The quality, accuracy and intent of media reports are being degraded from the inside out, an issue that must be confronted when questioning why governments are choosing to limit their exposure to reporters.

But the media loathes self-analysis. Reporters and editors defend their mistakes as the result of being busy, or rushed, or over extended—excuses that would not be acceptable from any other industry. And when real problems are exposed the media clamps up, shuts down and attacks those who speak out, just the way Harper does. 

If reporters want to understand how people feel about the media, they just have to think about how their industry feels about Jesse Brown.

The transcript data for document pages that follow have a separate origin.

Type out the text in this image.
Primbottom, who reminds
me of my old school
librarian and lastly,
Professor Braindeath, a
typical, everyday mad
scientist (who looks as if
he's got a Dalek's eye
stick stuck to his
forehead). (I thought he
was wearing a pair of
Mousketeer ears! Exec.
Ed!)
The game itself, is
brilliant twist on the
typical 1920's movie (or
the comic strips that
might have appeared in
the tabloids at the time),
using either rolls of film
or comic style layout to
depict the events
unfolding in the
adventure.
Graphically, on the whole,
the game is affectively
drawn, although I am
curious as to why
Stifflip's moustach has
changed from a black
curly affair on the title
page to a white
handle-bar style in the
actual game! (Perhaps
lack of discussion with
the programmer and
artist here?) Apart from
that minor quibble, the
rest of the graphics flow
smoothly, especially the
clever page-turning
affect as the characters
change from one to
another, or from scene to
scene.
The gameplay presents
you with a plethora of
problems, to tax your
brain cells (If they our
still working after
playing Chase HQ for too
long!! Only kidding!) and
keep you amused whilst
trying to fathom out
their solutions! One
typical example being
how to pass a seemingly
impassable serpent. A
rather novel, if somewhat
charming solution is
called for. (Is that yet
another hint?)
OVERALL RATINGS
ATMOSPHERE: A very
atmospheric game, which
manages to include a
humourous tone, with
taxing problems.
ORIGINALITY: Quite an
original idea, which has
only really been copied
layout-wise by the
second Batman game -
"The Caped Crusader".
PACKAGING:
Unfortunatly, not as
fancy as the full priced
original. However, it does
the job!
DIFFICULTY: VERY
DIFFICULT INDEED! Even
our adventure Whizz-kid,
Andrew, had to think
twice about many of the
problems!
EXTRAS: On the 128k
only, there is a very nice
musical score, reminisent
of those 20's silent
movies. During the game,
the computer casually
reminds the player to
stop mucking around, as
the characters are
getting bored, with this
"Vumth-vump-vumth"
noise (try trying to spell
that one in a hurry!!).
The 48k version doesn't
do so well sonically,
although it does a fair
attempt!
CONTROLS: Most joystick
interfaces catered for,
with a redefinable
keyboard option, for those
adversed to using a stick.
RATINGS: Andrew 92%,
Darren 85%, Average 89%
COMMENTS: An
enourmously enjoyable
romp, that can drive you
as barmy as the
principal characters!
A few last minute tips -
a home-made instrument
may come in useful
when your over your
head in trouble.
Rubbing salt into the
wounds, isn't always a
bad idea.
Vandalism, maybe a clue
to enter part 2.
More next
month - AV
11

By wrapping Harper’s stories in the story of media mistreatment, Bourrie dares readers to pick a side, which is a dangerous game.

Trust in journalism has been diminished to such an extent that picking a fight with reporters is actually not a bad political strategy. 

Kill the Messengers makes a powerful case for being disillusioned with everyone. But it’s a pivotal time to push back.

We deserve a government that acts in the public interest instead of constantly calculating its own political advantage. And we deserve a strong and robust media that admits its own failings and works to correct them.

Bourrie’s book is a useful catalyst for the creation of both.

Siri Agrell is currently contributing to the professionalization of communications. She served as Deputy Director of Communications to Ontario Premier Kathleen Wynne, and worked as a reporter for 10 years, most recently with The Globe and Mail.